I thought I would show a couple of pictures of my only pocket watch. It's a JLC WW2 Military pocket watch that I bought around 7 years ago (doesn't seem like that long ago).










I originally bought it when my girlfriend was going away to university. As part of her course she spent 6 months or so in Fresno State university, Florida. I wanted to keep track of the time over there so that I knew when she would be out of lessons and I could give her a ring. My phone bills were massive. Most people would have used a GMT/UTC... I carried another watch


















It's a 6E/50 which I am led to believe is a navigator/observers watch for the RAF. It has a few scuffs on it but you would expect to find them on a watch of this sort of age and there are some marks on the acrylic crystal which could be polished out with a little poywatch but I don't want to. It gives it a bit of character.

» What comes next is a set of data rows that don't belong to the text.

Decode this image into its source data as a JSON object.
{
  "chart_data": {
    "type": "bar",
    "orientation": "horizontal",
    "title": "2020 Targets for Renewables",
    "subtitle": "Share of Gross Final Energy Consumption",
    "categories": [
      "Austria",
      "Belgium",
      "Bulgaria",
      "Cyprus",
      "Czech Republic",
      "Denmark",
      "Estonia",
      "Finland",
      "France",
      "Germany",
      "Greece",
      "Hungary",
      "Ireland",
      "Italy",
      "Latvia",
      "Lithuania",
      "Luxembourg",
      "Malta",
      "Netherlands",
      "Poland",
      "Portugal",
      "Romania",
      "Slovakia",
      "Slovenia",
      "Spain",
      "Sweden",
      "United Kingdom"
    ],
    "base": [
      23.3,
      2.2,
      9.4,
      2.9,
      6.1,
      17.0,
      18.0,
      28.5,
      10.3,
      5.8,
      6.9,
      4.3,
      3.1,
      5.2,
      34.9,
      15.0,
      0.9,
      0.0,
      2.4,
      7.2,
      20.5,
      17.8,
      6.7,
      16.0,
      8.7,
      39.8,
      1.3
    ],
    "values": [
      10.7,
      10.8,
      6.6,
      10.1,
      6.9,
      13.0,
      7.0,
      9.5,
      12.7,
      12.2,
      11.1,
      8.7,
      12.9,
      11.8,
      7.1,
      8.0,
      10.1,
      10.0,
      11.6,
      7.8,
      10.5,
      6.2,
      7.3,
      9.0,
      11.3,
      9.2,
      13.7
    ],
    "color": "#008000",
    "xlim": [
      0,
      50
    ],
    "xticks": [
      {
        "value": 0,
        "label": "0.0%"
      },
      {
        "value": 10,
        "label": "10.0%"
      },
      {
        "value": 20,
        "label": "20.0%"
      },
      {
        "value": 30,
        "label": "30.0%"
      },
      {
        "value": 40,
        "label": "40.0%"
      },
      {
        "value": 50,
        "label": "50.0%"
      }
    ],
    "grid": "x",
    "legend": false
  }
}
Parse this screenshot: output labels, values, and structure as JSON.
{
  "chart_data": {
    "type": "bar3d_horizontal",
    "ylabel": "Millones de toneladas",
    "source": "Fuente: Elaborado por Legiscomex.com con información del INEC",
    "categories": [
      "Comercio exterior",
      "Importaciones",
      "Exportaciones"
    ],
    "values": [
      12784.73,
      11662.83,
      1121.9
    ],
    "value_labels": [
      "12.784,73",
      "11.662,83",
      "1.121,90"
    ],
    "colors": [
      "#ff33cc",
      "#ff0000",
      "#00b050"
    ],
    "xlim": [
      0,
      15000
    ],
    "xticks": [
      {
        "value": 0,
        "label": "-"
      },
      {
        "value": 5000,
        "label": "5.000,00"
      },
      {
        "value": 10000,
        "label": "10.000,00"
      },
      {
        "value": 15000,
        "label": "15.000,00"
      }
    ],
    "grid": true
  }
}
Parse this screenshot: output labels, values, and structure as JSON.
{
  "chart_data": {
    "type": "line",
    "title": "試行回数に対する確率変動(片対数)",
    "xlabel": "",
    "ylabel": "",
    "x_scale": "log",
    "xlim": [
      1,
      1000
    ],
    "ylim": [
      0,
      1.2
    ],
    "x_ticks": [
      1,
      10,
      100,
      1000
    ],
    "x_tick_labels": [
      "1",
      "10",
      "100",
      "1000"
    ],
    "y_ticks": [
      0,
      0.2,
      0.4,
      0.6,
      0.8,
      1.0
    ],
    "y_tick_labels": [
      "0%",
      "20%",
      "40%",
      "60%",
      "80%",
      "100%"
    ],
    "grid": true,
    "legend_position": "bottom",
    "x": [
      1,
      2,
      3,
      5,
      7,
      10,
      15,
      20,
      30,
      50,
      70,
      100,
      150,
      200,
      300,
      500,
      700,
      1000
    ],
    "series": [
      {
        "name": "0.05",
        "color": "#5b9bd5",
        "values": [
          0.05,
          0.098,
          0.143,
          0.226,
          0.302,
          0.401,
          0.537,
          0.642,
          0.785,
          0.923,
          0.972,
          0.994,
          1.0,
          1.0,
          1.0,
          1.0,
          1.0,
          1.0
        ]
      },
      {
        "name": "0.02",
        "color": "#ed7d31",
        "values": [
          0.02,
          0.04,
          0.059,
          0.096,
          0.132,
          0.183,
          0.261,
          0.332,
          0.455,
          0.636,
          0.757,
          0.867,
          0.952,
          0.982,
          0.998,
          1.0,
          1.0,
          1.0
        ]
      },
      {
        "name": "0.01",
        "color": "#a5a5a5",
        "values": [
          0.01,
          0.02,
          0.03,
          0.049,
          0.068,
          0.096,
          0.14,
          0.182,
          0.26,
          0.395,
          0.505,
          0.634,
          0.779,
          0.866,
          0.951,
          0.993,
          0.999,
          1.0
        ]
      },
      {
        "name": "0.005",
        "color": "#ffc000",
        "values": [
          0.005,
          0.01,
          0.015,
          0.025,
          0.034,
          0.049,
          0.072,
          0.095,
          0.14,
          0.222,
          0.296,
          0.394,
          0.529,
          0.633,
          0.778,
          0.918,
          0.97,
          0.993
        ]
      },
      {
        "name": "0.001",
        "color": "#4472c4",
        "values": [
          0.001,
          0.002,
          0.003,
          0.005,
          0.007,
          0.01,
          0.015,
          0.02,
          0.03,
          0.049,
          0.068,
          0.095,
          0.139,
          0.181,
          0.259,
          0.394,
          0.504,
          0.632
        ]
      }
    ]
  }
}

It uses the 467/2 movement which looks quite nice to my eyes even if it was designed to be functional and not pretty. I'm told it's a simple and rugged movement but with no antishock protection... as I found out when I dropped it and broke the balance staff. It was repaired and serviced by an old watch repairer called Tony who has retired now but sold me a solid silver chain to keep it on. He recommended attaching the other end to my testicles, He reckoned i'd be a lot more careful about dropping it then



























It has nice blued steel hands and the dials not in bad nick at all. I don't take it out much any more because i'm always wary of damaging it again. It's not a very expensive watch but I like it to be in one piece and working if I can help it


















Cheers Guys.


----------



## jasonm

Thats in super nice condition!

the movement is spotless









I love the way the seconds subdial is so big, the track and hand almost come up to the center pinion.....Very legible...


----------



## mjolnir

It's not bad is it









I've seen a few more of these with the lumed dial and the cathedral hands but only one other that looked like this. I'm amazed it's stayed in reasonable condition with me as the owner though.

I'd like to give it more use really... it's probably best if I dont.


----------



## Mikrolisk

A caliber "LeCoultre 17/19'''-467"










Really nice piece!!!

Andreas


----------